Masih segar dalam ingatanku, waktu itu sepulang kuliah, aku langsung cek jadwal kuliah untuk besok pagi, lalu kuambil beberapa buku langsung kumasukkan ke dalam tas agar besok langsung bisa berangkat kuliah. Hari itu hari spesial, tidak ada jadwal belajar atau menunggu pelanggan di rental komputer. Agenda rutin sebagai mahasiswa sekaligus perantau, sengaja aku pause sehari.
Setelah makan di warteg sebelah rental, akupun minta izin pada paman, sebagai pemilik rental sekaligus orang tuaku di Jakarta. Minta izin tidak “Standby” di rental dan izin juga pulang malam. Lalu dengan bekal seadanya, aku pun bergegas berangkat. Naik angkot, menuju ke sebuah tempat tinggal teman.

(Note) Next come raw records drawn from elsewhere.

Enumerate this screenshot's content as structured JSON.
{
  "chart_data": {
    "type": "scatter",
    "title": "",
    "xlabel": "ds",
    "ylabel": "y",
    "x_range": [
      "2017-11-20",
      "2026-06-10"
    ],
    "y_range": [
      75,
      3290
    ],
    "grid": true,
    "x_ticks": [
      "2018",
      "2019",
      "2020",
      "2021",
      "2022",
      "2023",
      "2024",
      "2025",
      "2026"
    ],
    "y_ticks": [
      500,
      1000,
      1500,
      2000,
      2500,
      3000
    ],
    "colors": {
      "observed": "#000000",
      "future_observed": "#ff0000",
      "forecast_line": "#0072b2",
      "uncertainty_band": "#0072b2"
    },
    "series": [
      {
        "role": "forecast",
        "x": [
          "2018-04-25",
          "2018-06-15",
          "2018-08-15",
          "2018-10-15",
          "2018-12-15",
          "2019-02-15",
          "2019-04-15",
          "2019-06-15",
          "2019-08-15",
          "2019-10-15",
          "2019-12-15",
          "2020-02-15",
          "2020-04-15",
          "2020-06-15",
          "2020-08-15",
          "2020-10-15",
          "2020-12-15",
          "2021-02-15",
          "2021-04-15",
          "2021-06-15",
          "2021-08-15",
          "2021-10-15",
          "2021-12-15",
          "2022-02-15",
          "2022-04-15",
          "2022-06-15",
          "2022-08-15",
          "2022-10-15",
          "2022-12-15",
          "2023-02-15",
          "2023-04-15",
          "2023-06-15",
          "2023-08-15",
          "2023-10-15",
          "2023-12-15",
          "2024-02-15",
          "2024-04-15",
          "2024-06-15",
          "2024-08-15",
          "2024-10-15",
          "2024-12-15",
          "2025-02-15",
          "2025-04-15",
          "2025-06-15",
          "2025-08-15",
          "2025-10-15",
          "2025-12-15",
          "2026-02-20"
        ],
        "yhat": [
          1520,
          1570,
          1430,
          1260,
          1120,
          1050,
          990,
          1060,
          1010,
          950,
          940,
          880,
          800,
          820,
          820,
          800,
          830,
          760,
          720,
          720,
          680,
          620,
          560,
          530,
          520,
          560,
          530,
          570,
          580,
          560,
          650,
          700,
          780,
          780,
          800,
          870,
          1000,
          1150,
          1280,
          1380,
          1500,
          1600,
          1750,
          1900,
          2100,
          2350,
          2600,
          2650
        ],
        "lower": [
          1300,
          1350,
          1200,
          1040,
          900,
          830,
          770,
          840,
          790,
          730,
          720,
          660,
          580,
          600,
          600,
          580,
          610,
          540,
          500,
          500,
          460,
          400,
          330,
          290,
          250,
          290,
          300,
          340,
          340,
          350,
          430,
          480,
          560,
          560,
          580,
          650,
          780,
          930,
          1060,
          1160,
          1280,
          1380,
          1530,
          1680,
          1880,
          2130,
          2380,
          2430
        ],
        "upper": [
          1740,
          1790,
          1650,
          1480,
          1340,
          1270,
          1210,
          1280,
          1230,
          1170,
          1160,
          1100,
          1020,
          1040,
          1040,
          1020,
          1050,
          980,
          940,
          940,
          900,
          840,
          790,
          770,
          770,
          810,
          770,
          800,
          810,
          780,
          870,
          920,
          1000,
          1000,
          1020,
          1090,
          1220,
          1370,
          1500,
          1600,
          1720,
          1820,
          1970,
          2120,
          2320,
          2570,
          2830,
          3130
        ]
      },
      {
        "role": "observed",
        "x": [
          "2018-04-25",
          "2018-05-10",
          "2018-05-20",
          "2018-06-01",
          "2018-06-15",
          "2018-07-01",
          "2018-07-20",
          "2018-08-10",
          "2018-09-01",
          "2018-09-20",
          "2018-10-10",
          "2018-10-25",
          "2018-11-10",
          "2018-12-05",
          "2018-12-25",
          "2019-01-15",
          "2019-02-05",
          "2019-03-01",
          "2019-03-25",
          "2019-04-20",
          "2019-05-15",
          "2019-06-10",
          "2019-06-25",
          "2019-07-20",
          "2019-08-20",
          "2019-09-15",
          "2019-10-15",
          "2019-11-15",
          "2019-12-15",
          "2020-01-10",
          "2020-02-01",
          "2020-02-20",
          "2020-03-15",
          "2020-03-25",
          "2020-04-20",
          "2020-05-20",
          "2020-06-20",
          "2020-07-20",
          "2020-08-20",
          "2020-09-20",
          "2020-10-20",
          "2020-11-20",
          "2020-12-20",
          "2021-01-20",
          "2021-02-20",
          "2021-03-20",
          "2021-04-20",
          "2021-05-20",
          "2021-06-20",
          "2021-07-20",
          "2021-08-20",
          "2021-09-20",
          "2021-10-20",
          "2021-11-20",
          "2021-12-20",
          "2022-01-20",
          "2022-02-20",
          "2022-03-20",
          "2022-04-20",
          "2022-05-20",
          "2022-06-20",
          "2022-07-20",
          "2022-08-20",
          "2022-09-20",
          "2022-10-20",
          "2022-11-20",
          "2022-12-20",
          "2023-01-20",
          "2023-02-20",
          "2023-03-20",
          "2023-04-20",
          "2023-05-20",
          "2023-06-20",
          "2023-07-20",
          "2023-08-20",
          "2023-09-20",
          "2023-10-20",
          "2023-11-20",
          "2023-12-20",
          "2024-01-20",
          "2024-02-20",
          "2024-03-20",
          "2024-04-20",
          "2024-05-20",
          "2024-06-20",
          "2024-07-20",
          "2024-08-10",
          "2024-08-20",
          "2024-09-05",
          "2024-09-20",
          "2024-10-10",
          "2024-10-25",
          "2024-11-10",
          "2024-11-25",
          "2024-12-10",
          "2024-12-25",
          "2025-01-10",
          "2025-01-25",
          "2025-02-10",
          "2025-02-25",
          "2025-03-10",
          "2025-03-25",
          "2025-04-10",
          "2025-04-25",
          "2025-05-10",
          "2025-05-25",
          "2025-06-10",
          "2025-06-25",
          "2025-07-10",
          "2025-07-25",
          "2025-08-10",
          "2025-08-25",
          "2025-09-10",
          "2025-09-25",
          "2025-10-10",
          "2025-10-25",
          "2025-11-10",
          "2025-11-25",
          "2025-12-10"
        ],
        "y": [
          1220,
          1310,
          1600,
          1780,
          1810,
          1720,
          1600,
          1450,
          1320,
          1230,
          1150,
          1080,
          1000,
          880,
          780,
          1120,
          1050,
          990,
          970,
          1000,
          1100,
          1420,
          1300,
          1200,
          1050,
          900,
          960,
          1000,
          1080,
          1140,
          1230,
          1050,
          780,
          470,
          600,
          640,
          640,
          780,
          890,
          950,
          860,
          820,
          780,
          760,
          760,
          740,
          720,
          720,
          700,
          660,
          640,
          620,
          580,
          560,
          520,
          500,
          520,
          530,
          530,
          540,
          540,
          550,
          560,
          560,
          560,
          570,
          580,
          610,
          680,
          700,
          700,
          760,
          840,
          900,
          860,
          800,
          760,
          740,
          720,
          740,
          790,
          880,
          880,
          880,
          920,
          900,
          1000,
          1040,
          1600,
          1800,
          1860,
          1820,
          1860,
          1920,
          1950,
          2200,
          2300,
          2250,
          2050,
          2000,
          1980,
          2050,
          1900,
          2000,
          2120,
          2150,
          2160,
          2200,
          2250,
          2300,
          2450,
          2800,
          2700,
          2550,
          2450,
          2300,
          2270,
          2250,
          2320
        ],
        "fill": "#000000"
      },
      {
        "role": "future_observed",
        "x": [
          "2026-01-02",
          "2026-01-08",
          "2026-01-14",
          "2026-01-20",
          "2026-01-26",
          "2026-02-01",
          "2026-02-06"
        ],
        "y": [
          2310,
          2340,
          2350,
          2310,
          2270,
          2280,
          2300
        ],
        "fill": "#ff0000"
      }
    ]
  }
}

“Assalamu’alaykum….”, salamku bersemangat ketika telah sampai di tempat yang kutuju. “Waalaykum salam”…jawab serempak beberapa anak muda. Ahlan wa sahlan…sambut mereka. Afwan, baru pulang kuliah nih…., pinta maafku karena datang agak terlambat. Kulihat sudah puluhan kaos putih sudah selesai disablon. Akhirnya aku pun ikut berjibaku di sana, dengan niatan dan semangat suci untuk berjuang. “Allahu Akbar…..” geloraku dalam hati.
Itulah sepotong kisah masa lalu, saat turut berjuang mendukung barisan ummat dalam sebuah partai dengan visi yang jelas “Bersih dan Peduli”. Semangatnya pun jelas, ingin melahirkan pemimpin yang bersih dari korupsi dan peduli dengan keadaan rakyat kecil. Di saat krisis kepemimpinan, di saat krisis moral, di saat krisis ekonomi bangsa, siapa yang tak merindukan pemimpin seperti itu?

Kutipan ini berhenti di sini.